The UKHSA estimated that, as well as the costs to the social, physical and mental health of communities, “inequalities in emergency infectious disease hospital admissions cost the NHS between £970mn and £1.5bn in 2022-23”. Infectious diseases were the primary reason for more than 20 per cent of hospital bed usage in England, at an annual cost of almost £6bn in 2023-24, the agency recently suggested.
The report shows that in deprived communities emergency hospital admission rates are twice as high for respiratory diseases in general compared with the least deprived communities, up to seven times higher for TB and six times higher for measles.
Highlighting one way in which use of data is making a difference, Weil cited significant measles outbreaks in 2023, particularly in London and in Birmingham.
“We have real-time data flowing on MMR vaccination from GP records” and have been able to see “very precisely what we have in terms of ethnicity, deprivation status, where people live”, she added.

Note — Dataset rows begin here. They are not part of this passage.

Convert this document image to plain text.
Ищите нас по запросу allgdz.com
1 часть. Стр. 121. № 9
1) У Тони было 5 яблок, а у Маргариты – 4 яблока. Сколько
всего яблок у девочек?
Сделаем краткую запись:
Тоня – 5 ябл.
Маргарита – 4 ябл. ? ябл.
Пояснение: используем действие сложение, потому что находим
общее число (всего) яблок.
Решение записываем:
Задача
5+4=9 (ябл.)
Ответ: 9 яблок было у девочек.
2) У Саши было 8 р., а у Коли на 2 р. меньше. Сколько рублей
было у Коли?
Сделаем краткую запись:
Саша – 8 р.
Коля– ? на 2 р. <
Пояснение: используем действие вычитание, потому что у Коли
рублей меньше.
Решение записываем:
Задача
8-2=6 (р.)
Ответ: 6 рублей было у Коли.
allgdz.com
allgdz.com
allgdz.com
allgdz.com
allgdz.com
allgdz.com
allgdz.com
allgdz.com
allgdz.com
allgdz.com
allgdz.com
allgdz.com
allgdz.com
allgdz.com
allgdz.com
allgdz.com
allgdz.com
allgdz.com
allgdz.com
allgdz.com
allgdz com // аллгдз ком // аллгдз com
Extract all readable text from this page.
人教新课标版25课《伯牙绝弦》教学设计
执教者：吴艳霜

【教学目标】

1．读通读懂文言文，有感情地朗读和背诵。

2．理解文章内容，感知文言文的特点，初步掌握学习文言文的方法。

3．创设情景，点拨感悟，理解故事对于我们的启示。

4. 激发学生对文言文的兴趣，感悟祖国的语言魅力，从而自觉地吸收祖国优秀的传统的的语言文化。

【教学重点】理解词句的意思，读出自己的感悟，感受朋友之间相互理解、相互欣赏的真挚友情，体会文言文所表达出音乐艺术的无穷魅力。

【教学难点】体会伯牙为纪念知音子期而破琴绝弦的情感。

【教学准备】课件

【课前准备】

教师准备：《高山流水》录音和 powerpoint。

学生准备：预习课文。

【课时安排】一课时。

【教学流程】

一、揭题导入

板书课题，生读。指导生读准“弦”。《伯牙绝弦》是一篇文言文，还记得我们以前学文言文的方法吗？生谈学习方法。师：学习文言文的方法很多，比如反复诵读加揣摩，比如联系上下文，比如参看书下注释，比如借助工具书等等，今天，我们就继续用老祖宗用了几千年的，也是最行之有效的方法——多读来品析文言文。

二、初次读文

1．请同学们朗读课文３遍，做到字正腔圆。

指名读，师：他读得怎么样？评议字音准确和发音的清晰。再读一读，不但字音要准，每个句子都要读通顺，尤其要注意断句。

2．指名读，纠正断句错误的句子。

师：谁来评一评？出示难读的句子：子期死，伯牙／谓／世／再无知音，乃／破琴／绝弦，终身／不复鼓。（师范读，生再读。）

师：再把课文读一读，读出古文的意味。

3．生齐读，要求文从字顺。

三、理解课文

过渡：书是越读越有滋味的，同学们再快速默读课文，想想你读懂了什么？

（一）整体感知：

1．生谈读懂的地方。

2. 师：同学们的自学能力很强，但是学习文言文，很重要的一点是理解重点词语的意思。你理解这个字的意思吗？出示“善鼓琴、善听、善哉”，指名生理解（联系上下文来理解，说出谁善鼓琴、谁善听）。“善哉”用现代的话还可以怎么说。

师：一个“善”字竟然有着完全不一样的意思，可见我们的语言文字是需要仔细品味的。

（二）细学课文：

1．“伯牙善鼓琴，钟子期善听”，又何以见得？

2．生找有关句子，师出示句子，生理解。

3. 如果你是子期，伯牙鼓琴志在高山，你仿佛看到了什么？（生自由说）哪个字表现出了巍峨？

That had also “allowed us to look at the very targeted campaigns that we’ve done and to see . . . which parts of the campaign have had an impact”. The ethnicity data had enabled the agency, working with its health protection teams, to target approaches and “look at who has been or who hasn’t been vaccinated, to work most effectively with them”, she said.
The UKHSA’s report concluded that more analysis was required “to understand the multiple contributing factors to these inequalities and the interaction between demographic characteristics”. The causes and solutions were often “systemic, structural and complex”, it warned.
The Department of Health and Social Care said: “This shocking report shows the appalling healthcare inequalities this government inherited. Our Plan for Change is reforming the NHS to get it back on its feet so it is there for everyone, regardless of who they are or where they live.”
It added that the government had delivered an extra 3mn appointments since July to cut waiting lists and was “taking radical action to shift the focus of care from sickness to prevention so that people live healthier lives for longer, regardless of their background”.